Characterization of drosophila myosin 7a mechanics

Abstract

Myosin 7a is an unconventional myosin which participates in the sensory cell functions of numerous organisms, including humans, zebra fish, and flies. In drosophila, myosin 7a (DmM7a) appears responsible for bristle morphology, including the antennae involved in auditory transduction. The composition of motifs within the molecule is as follows: a motor head, containing sub-domains broadly typical of the myosin super-family, which connects to 5 IQ's, followed by the tail region. Within the tail are a putative coiled-coil followed by two tandem MyTH4-FERM domains separated by an SH3 domain. Here, data obtained using the optical trap three bead assay - the practice of using photon force to manipulate micrometer-scale beads to observe single molecule events - are presented for DmM7a. A truncated DmM7a construct (DmM7aTD1), cropped after the tail SH3 domain, was observed to interact with an actin filament at low ionic strength (50 mM KCl).
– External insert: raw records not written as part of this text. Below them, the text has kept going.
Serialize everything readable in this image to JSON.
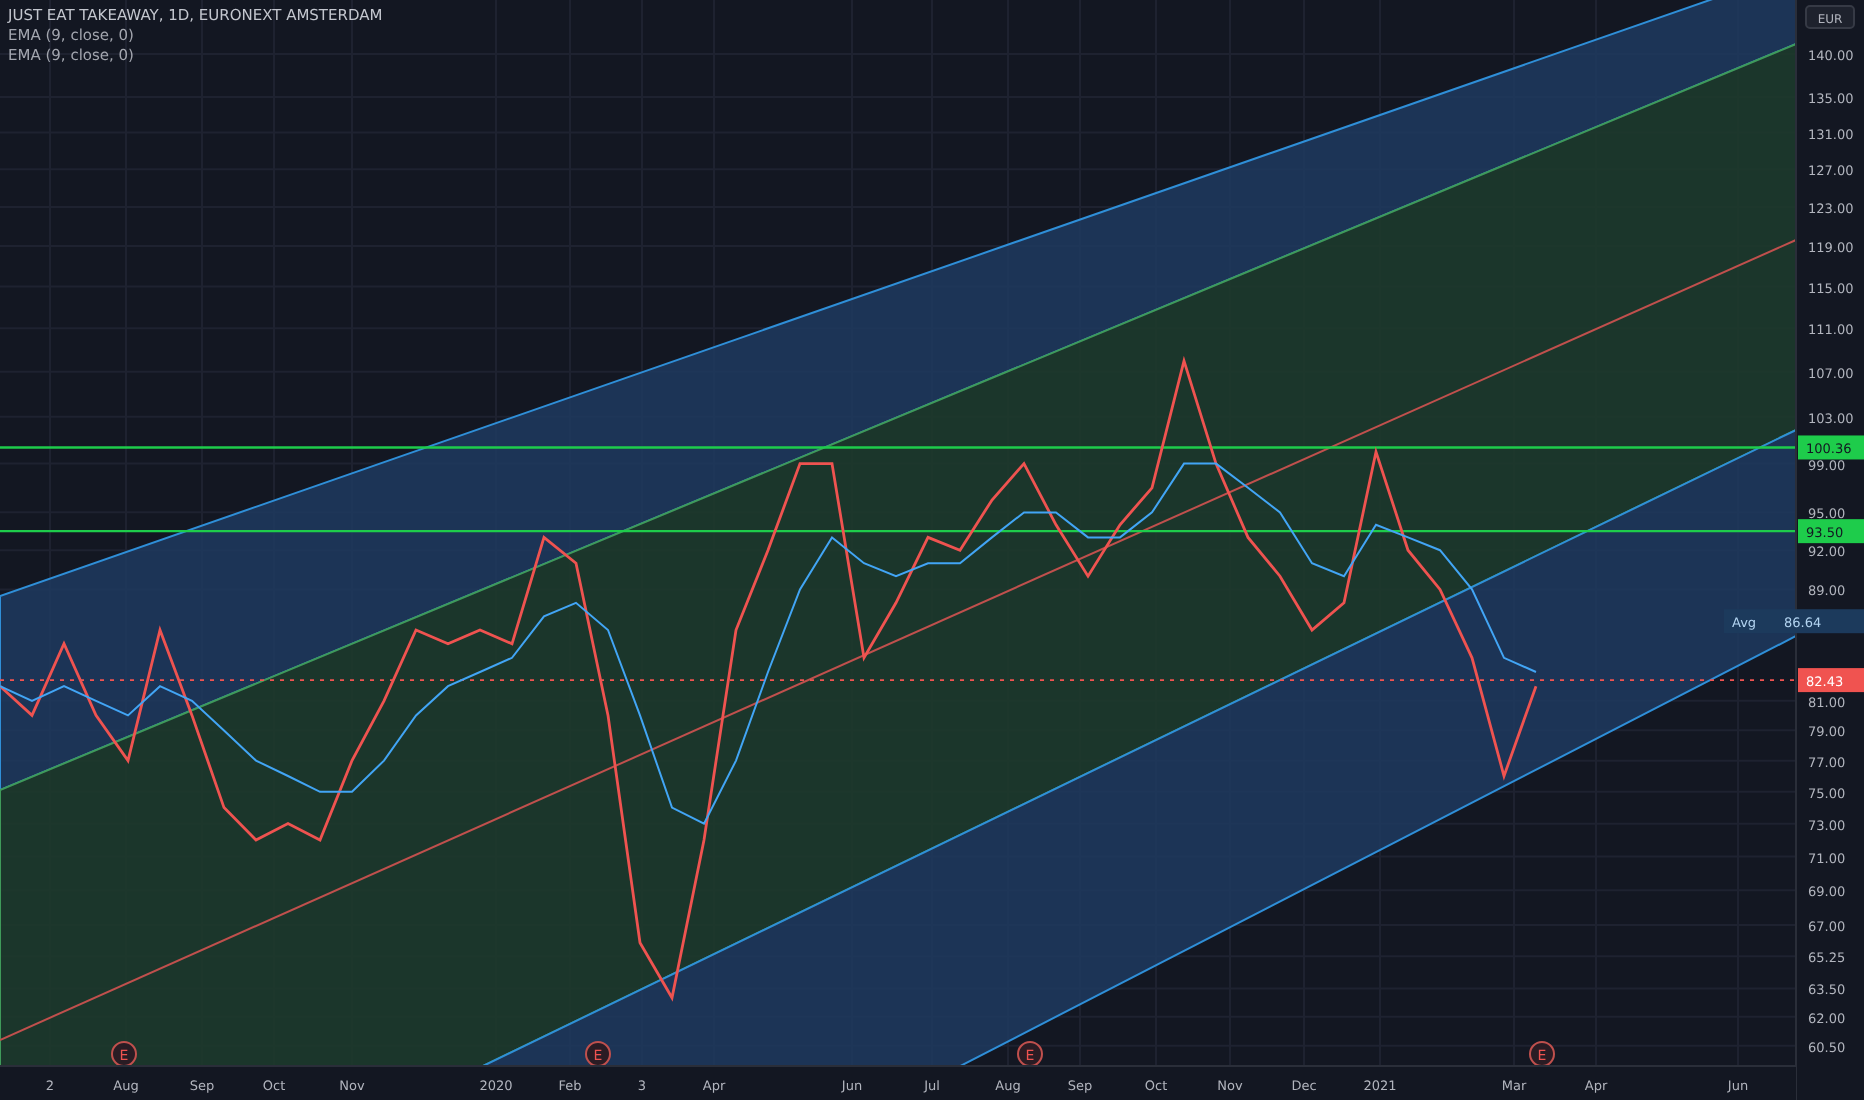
{
  "legend": {
    "title": "JUST EAT TAKEAWAY, 1D, EURONEXT AMSTERDAM",
    "indicators": [
      "EMA (9, close, 0)",
      "EMA (9, close, 0)"
    ]
  },
  "currency": "EUR",
  "price_axis": {
    "labels": [
      "140.00",
      "135.00",
      "131.00",
      "127.00",
      "123.00",
      "119.00",
      "115.00",
      "111.00",
      "107.00",
      "103.00",
      "99.00",
      "95.00",
      "92.00",
      "89.00",
      "81.00",
      "79.00",
      "77.00",
      "75.00",
      "73.00",
      "71.00",
      "69.00",
      "67.00",
      "65.25",
      "63.50",
      "62.00",
      "60.50"
    ]
  },
  "time_axis": {
    "labels": [
      "2",
      "Aug",
      "Sep",
      "Oct",
      "Nov",
      "2020",
      "Feb",
      "3",
      "Apr",
      "Jun",
      "Jul",
      "Aug",
      "Sep",
      "Oct",
      "Nov",
      "Dec",
      "2021",
      "Mar",
      "Apr",
      "Jun"
    ]
  },
  "price_levels": [
    {
      "label": "100.36",
      "color": "#1ecc4b"
    },
    {
      "label": "93.50",
      "color": "#1ecc4b"
    }
  ],
  "average": {
    "label": "Avg",
    "value": "86.64"
  },
  "last_price": {
    "label": "82.43",
    "color": "#f05350"
  },
  "earnings_markers": [
    {
      "label": "E"
    },
    {
      "label": "E"
    },
    {
      "label": "E"
    },
    {
      "label": "E"
    }
  ]
}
Under the same conditions no interactions were seen with the full length version (DmM7aFL), however, at high ionic strength (200 mM) DmM7aFL became active. These findings are in agreement with recent studies demonstrating that the tail performs an internal regulatory function which is electrostatic in nature. The actin detachment rates (Kdet), calculated from dwell times, were similar for DmM7aTD1 and DmM7aFL at 10 μM ATP, approximately 0.2 s-1. The Kdet for DmM7aFL was dependent on ATP concentration, and was increased at 1 mM ATP. These data support previous studies showing M7a to be a high duty motor with slow ATPase activity. Attempts to dimerise DmM7a on actin were unsuccessful based on the absence of “stepping” events which are a hallmark of processivity. This supports the case for DmM7a having a role in tension maintenance.